I tried running reduce mean test for shape (1,32,3200) dim = -1, and it also gives data mismatch. Since I generated input using torch.rand mean should be around 0.5 for all. That is the case in torch output:

fw_out is  tensor([[[0.4979],
         [0.4969],
         [0.5080],
         [0.5029],
         [0.5012],
         [0.5046],
         [0.4993],
         [0.5034],
         [0.5109],
         [0.4984],
         [0.4972],
         [0.4963],
         [0.5007],
         [0.5020],
         [0.4910],
         [0.4976],
         [0.5074],
         [0.4978],
         [0.4947],
         [0.5001],
         [0.4986],
         [0.4956],
         [0.5075],
         [0.4962],
         [0.4956],
         [0.5050],
         [0.5009],
         [0.5055],
         [0.5023],
         [0.5025],
         [0.4936],
         [0.4976]]])

However, ttnn output gives consistently less than 0.5 for all 32:

co_out is  tensor([[[0.4648],
         [0.4707],
         [0.4844],
         [0.4727],
         [0.4570],
         [0.4766],
         [0.4727],
         [0.4785],
         [0.4883],
         [0.4707],
         [0.4766],
         [0.4648],
         [0.4668],
         [0.4668],
         [0.4629],
         [0.4648],
         [0.4688],
         [0.4688],
         [0.4590],
         [0.4805],
         [0.4766],
         [0.4668],
         [0.4824],
         [0.4648],
         [0.4668],
         [0.4844],
         [0.4746],
         [0.4766],
         [0.4668],
         [0.4707],
         [0.4668],
         [0.4766]]])

Interestingly I tried this for shapes (1,32,x) where x is going from 10 - 400 (excluded) with step 10.
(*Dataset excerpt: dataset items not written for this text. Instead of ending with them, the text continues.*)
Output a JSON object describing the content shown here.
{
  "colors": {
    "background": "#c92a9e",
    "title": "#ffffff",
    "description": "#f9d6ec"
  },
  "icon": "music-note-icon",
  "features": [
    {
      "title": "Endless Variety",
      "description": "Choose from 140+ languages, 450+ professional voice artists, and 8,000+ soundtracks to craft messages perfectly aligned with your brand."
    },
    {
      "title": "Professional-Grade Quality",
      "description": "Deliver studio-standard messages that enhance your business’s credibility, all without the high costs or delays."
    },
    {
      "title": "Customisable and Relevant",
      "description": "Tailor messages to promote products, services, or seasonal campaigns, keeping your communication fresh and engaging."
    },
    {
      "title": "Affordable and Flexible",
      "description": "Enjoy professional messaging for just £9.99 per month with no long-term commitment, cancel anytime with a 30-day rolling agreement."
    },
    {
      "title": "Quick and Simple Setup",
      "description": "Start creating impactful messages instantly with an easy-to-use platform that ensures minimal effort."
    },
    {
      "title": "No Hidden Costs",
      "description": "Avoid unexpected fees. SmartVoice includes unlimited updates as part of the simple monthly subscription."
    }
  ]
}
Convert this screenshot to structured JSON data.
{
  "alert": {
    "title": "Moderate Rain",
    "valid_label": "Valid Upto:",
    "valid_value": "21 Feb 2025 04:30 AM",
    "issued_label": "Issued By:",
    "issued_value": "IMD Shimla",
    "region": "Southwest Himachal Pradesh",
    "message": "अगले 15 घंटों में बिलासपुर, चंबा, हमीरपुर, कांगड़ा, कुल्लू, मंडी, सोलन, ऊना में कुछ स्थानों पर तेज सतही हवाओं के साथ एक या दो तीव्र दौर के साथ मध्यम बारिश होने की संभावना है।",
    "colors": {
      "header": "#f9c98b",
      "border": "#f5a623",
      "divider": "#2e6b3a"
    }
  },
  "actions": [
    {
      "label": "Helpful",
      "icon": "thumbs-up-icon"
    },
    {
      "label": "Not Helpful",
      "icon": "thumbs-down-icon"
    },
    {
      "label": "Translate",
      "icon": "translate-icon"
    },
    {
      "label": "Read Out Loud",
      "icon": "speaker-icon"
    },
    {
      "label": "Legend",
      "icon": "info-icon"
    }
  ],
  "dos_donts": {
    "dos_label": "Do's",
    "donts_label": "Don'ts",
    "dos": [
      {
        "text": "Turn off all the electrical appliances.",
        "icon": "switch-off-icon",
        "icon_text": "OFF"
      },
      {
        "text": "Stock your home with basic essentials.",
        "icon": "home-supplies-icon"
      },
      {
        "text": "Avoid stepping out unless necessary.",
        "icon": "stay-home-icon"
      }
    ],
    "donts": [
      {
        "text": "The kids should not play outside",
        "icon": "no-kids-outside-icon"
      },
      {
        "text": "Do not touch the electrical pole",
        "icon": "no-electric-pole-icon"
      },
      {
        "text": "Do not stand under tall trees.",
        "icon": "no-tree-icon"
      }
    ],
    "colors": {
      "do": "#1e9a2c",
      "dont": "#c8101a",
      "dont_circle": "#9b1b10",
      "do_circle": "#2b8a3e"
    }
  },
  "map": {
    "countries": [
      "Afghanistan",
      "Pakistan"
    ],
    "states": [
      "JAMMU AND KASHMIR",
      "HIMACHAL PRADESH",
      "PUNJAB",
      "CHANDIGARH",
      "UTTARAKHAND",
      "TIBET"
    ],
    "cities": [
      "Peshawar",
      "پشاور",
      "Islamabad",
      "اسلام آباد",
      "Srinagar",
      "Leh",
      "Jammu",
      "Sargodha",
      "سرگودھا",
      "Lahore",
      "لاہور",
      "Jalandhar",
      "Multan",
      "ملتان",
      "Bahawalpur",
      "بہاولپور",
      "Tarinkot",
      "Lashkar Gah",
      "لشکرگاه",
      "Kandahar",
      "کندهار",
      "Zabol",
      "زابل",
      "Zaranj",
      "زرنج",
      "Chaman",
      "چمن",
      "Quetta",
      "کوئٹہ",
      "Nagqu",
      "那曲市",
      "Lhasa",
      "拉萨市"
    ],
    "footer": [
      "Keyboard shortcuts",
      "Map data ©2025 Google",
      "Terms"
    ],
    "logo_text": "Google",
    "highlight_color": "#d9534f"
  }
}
These shapes are failing with data mismatch:

(1,32,210)
(1,32,220)
(1,32,250)
(1,32,330)
(1,32,340)
(1,32,350)
(1,32,360)
(1,32,370)
(1,32,380)
(1,32,390)

For ones that are less than 210 there is no data mismatch.

[dgolubovicTT]

Since inputs are from torch.rand (which is Uniform distribution [0,1)) it is really odd that mean over 3200 values is 0.46-0.48. It seems that mean doesn't work on bigger dimensions at all...

[bbradelTT]

Today's update:

• still blocked by pad. Created https://github.com/tenstorrent/tt-metal/issues/15511 to track fixing pad

[dgolubovicTT]

Hey @bbradelTT, I've talked to @nvukobratTT offline to scope requirements for this issue.

For the first phase we need ttnn.mean to work for shapes (1,12,3200), (1,128,3200) and (1,1,3200). Fixing this is P0.

For the second phase, we will need ttnn.mean to work for all shapes (1,x,3200) for x in [1,2048]. Only then, we can get Llama inference for any number of tokens on input. This second phase can be P1.

So after you finish this first phase, we will move this issue to P1, and go from there.